Except, of course, midway through the procedure, Joel realizes what is happening and realizes that, damn it, he doesn’t want to lose all these memories and mental images he has cultivated with Clementine and so, more heroically than John Wayne ever sounded babbling about one thing or the other, the two of them work together to form a kind of resistance to the memory erasure, hopping and skipping into other memories of Joel’s from other time periods to go “off the map”, which also allows for Gondry - to his mighty relief, no doubt - to employ some wackier camera work, though even then the distinct emotional core of this masterpiece stays front and center.

As soon as he goes off the map, Stan, who has invited the office secretary, Mary (Kirsten Dunst), his girlfriend, over for several-to-a-few beers, plus whiskey, and some Clash (“the only band that ever mattered”), has to call in the help of Mierzwiak to discover just where in his own head Joel has gone. But this event turns more problematic than could ever be expected when eventually it becomes clear that Mary has more affection for her boss than for her boyfriend, though this affection goes deeper and further back than we or she realizes. Mary, it seems, was Mierzwiak’s greatest champion. But was she off base? What price is paid to obliterate a person’s mementos?


As Clementine, Kate The Great, throughout, must strike a delicate balance between luminous and unlikeable, considering this is the rise and fall of an entire relationship, and she summarizes this in those opening scenes when she approaches Joel on the train and alternates between flirting with him and frightening him before departing with a vicious “take care” punch to Joel’s arm. Consider the moment in Joel's car when she opines "Sorry if I came off kinda nutso. I'm not really." Her face gives away the fact that, actually, she is really kinda nutso but also gives away the fact that though she may be kinda nutso she's also wholly genuine.
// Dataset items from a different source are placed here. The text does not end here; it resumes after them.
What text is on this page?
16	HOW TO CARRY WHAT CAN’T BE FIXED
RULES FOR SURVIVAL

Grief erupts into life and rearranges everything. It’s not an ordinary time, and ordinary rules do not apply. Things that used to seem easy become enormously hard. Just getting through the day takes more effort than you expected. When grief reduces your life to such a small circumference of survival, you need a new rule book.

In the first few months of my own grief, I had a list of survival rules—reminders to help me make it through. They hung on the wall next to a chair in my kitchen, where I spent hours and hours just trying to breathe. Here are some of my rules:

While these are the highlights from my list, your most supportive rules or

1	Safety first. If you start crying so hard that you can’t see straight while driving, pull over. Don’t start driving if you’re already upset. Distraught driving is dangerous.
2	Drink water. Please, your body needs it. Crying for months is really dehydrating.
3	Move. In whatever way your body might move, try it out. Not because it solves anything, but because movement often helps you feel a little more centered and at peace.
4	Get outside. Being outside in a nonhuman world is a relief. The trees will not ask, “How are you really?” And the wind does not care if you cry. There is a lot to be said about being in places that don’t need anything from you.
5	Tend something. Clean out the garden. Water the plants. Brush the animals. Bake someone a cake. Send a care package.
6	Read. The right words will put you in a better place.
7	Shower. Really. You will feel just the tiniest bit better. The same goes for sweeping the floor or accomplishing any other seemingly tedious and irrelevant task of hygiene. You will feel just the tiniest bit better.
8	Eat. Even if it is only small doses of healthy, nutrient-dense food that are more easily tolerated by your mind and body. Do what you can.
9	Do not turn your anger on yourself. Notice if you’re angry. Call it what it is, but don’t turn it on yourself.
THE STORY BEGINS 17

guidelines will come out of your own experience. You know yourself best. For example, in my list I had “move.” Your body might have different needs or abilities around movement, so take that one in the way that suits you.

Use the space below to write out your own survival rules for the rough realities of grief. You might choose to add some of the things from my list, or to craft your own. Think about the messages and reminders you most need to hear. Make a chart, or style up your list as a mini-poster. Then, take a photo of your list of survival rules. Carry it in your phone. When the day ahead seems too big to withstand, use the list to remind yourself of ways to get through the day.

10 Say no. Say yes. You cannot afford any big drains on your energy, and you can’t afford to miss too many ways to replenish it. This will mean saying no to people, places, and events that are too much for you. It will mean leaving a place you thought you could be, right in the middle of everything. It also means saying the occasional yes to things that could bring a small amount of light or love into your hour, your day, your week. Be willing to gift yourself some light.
Carrey, meanwhile, is merely giving the performance of his career. In every movie I’ve ever seen him, even if the character is supposed to be separate from his normal persona, you can still occasionally catch him drifting back to his typical rhythms (see: “The Truman Show”) but here he completely breaks free from his showmanship, his exorbitant mugging, his overbearing line readings. This is not to suggest he just does something else which automatically makes him brilliant, no, he melds a whole new persona. He's always been tall but here he becomes gangly. Gondry sets shots so that it appears Joel's parka is threatening to suffocate him. His shyness and introversion can endear but also irritate. He mumbles. Any inquiry into his personality his feelings and he shuts down. “My life just isn’t that interesting.” Both of these people are terribly insecure, they simply show it in different ways - she acts out, he closes off. It's that which pulls them toward one another that very first time at some awkward barbecue and when Joel, in his head, re-lives the Meet Cute as it's being taken away, love dying and blossoming simultaneously, when she led him on a beach front home break-in before he fled the scene in fear, he admits, "I wish I'd stayed." And Clementine calls out to him, "What if you stayed this time?"  
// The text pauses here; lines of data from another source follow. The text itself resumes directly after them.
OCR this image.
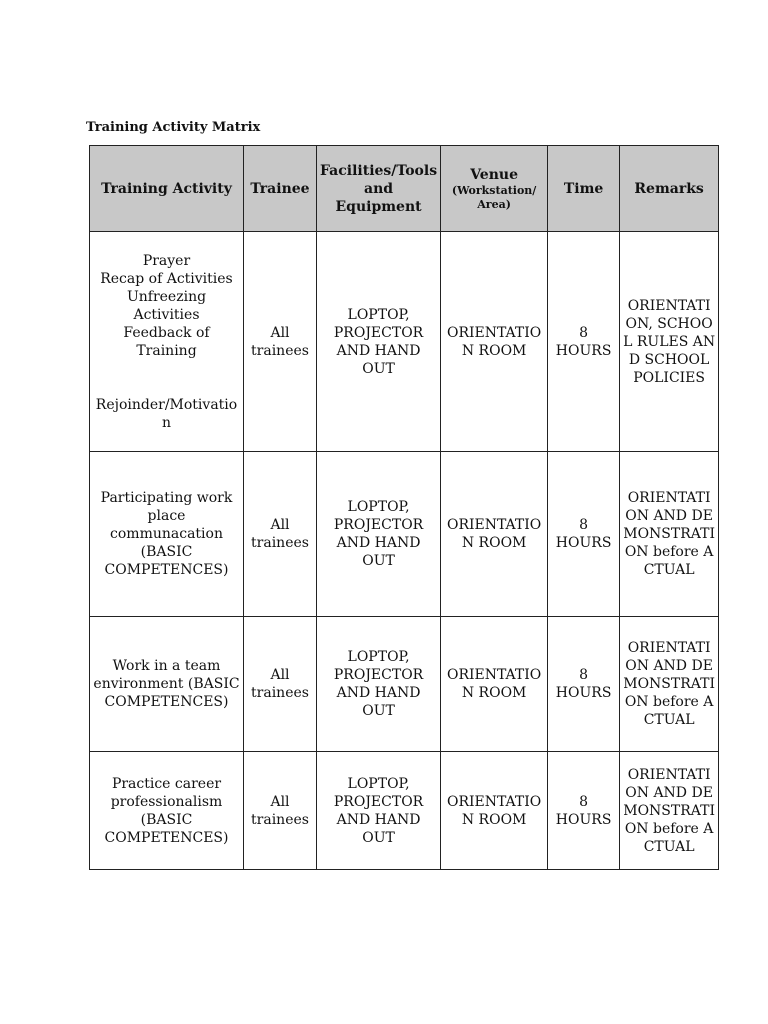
Training Activity Matrix
Training Activity	Trainee	Facilities/Tools and Equipment	Venue
(Workstation/ Area)	Time	Remarks

Prayer
Recap of Activities
Unfreezing Activities
Feedback of Training
Rejoinder/Motivation	All trainees	LOPTOP, PROJECTOR AND HAND OUT	ORIENTATION ROOM	8 HOURS	ORIENTATION, SCHOOL RULES AND SCHOOL POLICIES
Participating work place communacation (BASIC COMPETENCES)	All trainees	LOPTOP, PROJECTOR AND HAND OUT	ORIENTATION ROOM	8 HOURS	ORIENTATION AND DEMONSTRATION before ACTUAL
Work in a team environment (BASIC COMPETENCES)	All trainees	LOPTOP, PROJECTOR AND HAND OUT	ORIENTATION ROOM	8 HOURS	ORIENTATION AND DEMONSTRATION before ACTUAL
Practice career professionalism (BASIC COMPETENCES)	All trainees	LOPTOP, PROJECTOR AND HAND OUT	ORIENTATION ROOM	8 HOURS	ORIENTATION AND DEMONSTRATION before ACTUAL
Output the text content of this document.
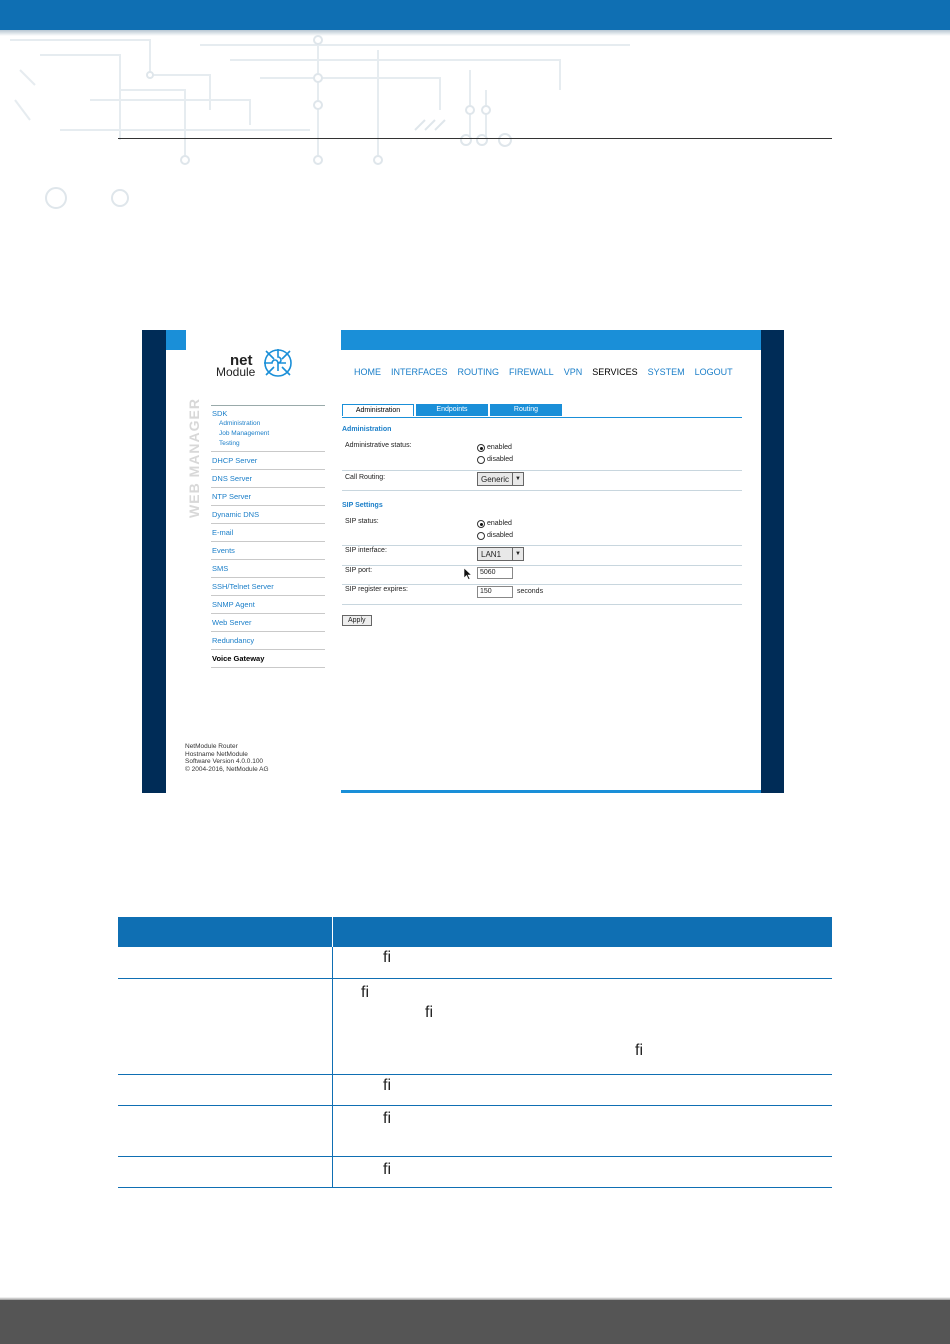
net
Module
WEB MANAGER SDK
Administration
Job Management
Testing
DHCP Server
DNS Server
NTP Server
Dynamic DNS
E-mail
Events
SMS
SSH/Telnet Server
SNMP Agent
Web Server
Redundancy
Voice Gateway
NetModule Router
Hostname NetModule
Software Version 4.0.0.100
© 2004-2016, NetModule AG
HOME INTERFACES ROUTING FIREWALL VPN SERVICES SYSTEM LOGOUT
Administration	Endpoints	Routing
Administration
Administrative status:	enabled
disabled
Call Routing:	Generic	▼
SIP Settings
SIP status:	enabled
disabled
SIP interface:	LAN1	▼
SIP port:	5060
SIP register expires:	150	seconds
Apply

	fi

	fi
fi
fi

	fi

	fi

	fi
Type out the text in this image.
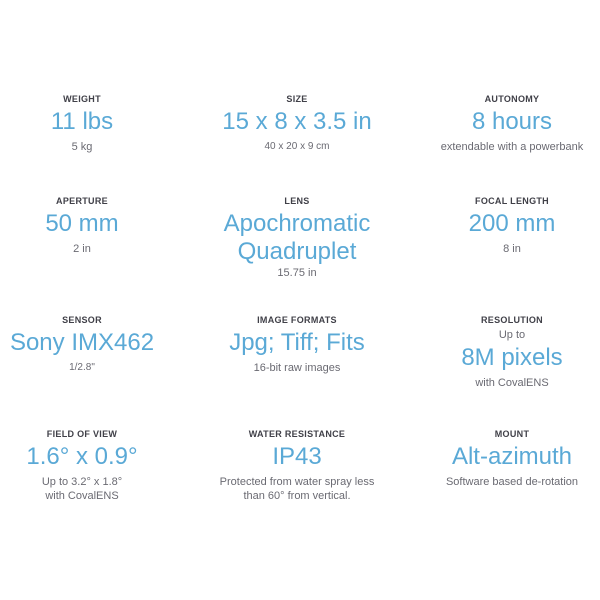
WEIGHT
11 lbs
5 kg
SIZE
15 x 8 x 3.5 in
40 x 20 x 9 cm
AUTONOMY
8 hours
extendable with a powerbank
APERTURE
50 mm
2 in
LENS
Apochromatic
Quadruplet
15.75 in
FOCAL LENGTH
200 mm
8 in
SENSOR
Sony IMX462
1/2.8"
IMAGE FORMATS
Jpg; Tiff; Fits
16-bit raw images
RESOLUTION
Up to
8M pixels
with CovalENS
FIELD OF VIEW
1.6° x 0.9°
Up to 3.2° x 1.8°
with CovalENS
WATER RESISTANCE
IP43
Protected from water spray less
than 60° from vertical.
MOUNT
Alt-azimuth
Software based de-rotation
And that might be the film’s greatest piece of significance. Even upon having their memories erased it takes all of what, eight hours, for Joel and Clementine to re-unite. For all its deliberations on the capabilities of the brain it seems the most vital organ to “Eternal Sunshine Of The Spotless Mind” is a different one. The human heart, bless itself, knows what it wants.

2 comments:

Castor said...

Great review for a great movie Nicholas! Indeed one of my favorite romantic movie of all time although I have a more pessimistic view of their reuniting ;)

Nick Prigge said...

You could certainly make the argument that they are headed for a second breakup but I guess it's just the romantic in me that looks past it. Even if they are headed for the second breakup, though, I think there's something beautifully idealistic in them discussing the potential disaster of trying again and then deciding to try again anyway.